Yes, we can take more control of our environment with these tools, but they continue to fall short of the increasing demands of work and do not appear to reduce stress even though they are often sold as the answer to the majority of operational problems in the workplace.
Could there be a missing element we’ve overlooked when we stopped, or drastically reduced, the knee-to-knee, eyeball-to-eyeball type of interaction that was all too common in recent history?
When nurturing interpersonal relationships in the workplace is an afterthought or not respected as a valuable component of workplace wellness, employees eventually shut down. Being passionate about our jobs all but disintegrates.

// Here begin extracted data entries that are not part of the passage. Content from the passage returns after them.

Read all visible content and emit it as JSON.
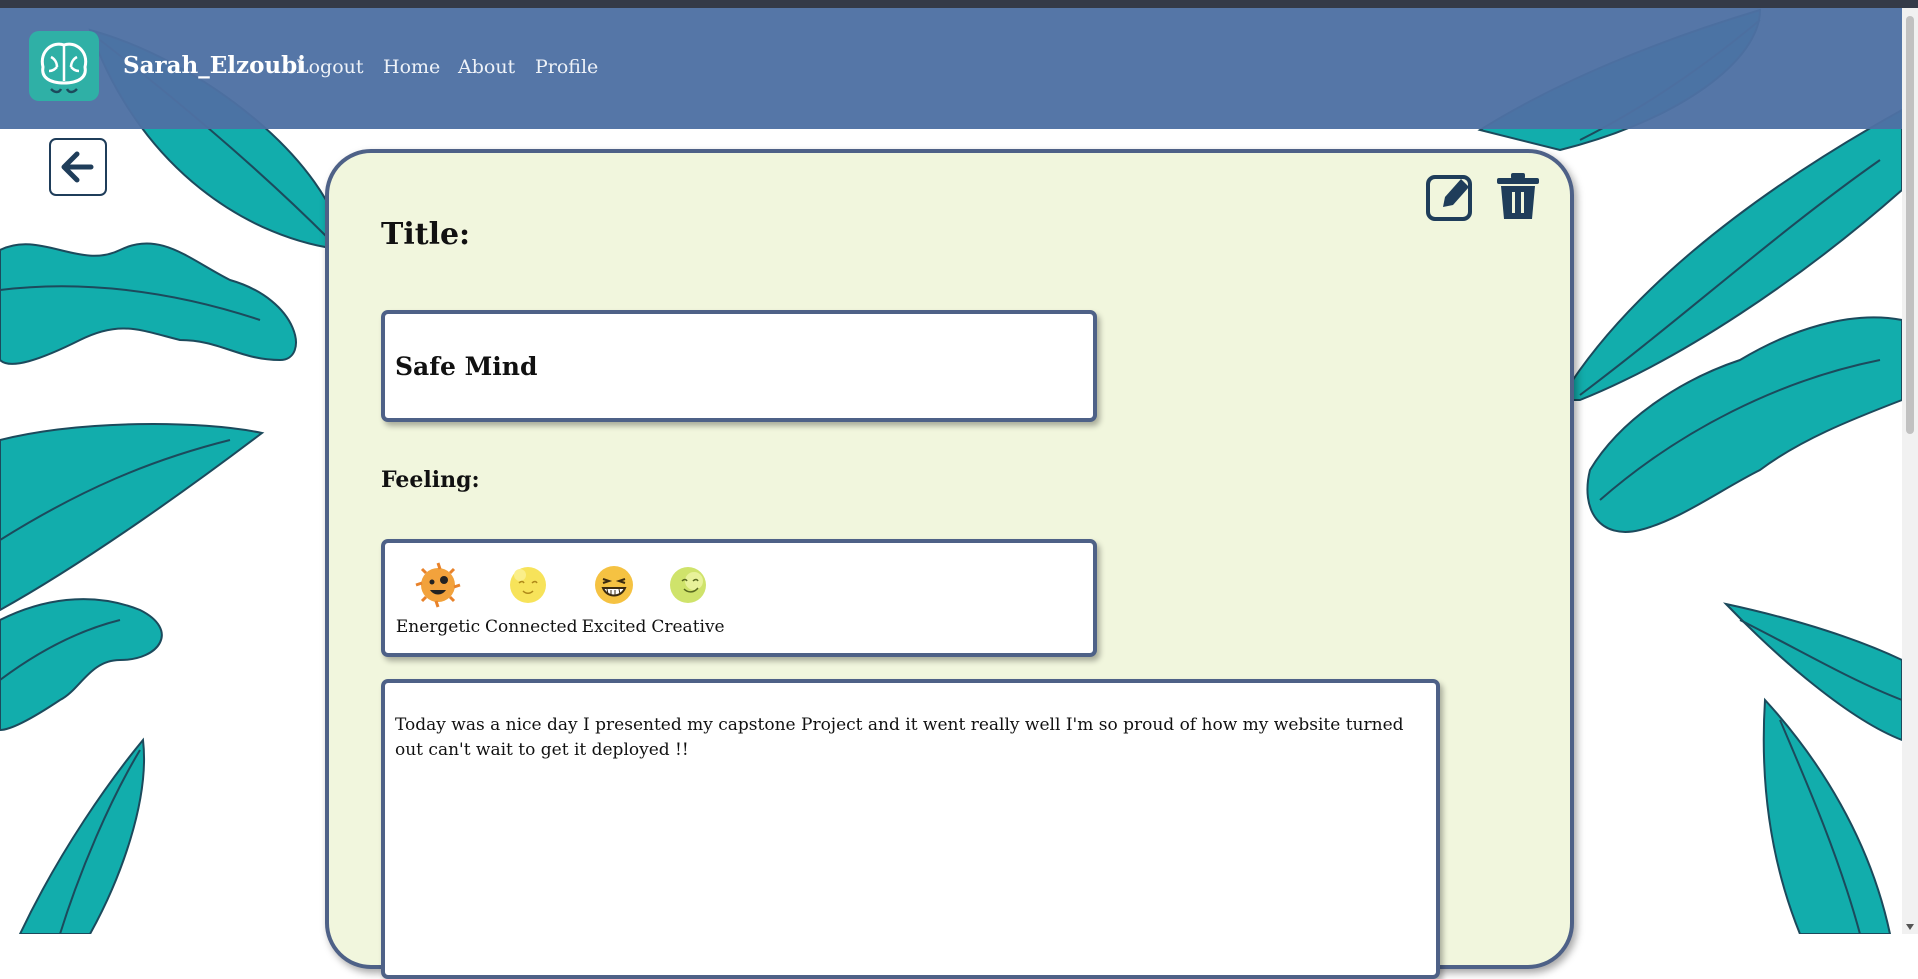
{
  "navbar": {
    "brand": "Sarah_Elzoubi",
    "links": [
      "Logout",
      "Home",
      "About",
      "Profile"
    ],
    "logo_icon": "brain-icon"
  },
  "back_button": {
    "icon": "arrow-left-icon"
  },
  "actions": {
    "edit_icon": "edit-icon",
    "delete_icon": "trash-icon"
  },
  "entry": {
    "title_label": "Title:",
    "title_value": "Safe Mind",
    "feeling_label": "Feeling:",
    "feelings": [
      {
        "label": "Energetic",
        "icon": "energetic-face-icon",
        "color": "#f2a23c"
      },
      {
        "label": "Connected",
        "icon": "connected-face-icon",
        "color": "#f7e35a"
      },
      {
        "label": "Excited",
        "icon": "excited-face-icon",
        "color": "#f5c242"
      },
      {
        "label": "Creative",
        "icon": "creative-face-icon",
        "color": "#cfe36b"
      }
    ],
    "text": "Today was a nice day I presented my capstone Project and it went really well I'm so proud of how my website turned out can't wait to get it deployed !!"
  },
  "colors": {
    "navbar": "#4e70a3",
    "card_bg": "#f1f6dd",
    "border": "#4e6187",
    "leaf": "#12adac",
    "icon_dark": "#1f3d5a"
  }
}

It’s no wonder that employees complain of being stressed, bored, tired, and lacking a general excitement towards work. We wake up every Monday and go through the motions for five straight days without really investing ourselves emotionally in an environment where we spend 1/3 of our lives.
A 2017 report, published by the American Psychological Association, cited work stress among the top stressors experienced by Americans. It accounted for 61% of reported stress.
Unfortunately, the needle hadn’t moved much over the last decade. Study respondents reported losing sleep, being anxious or nervous, feeling irritable, anger or fatigue due to stress.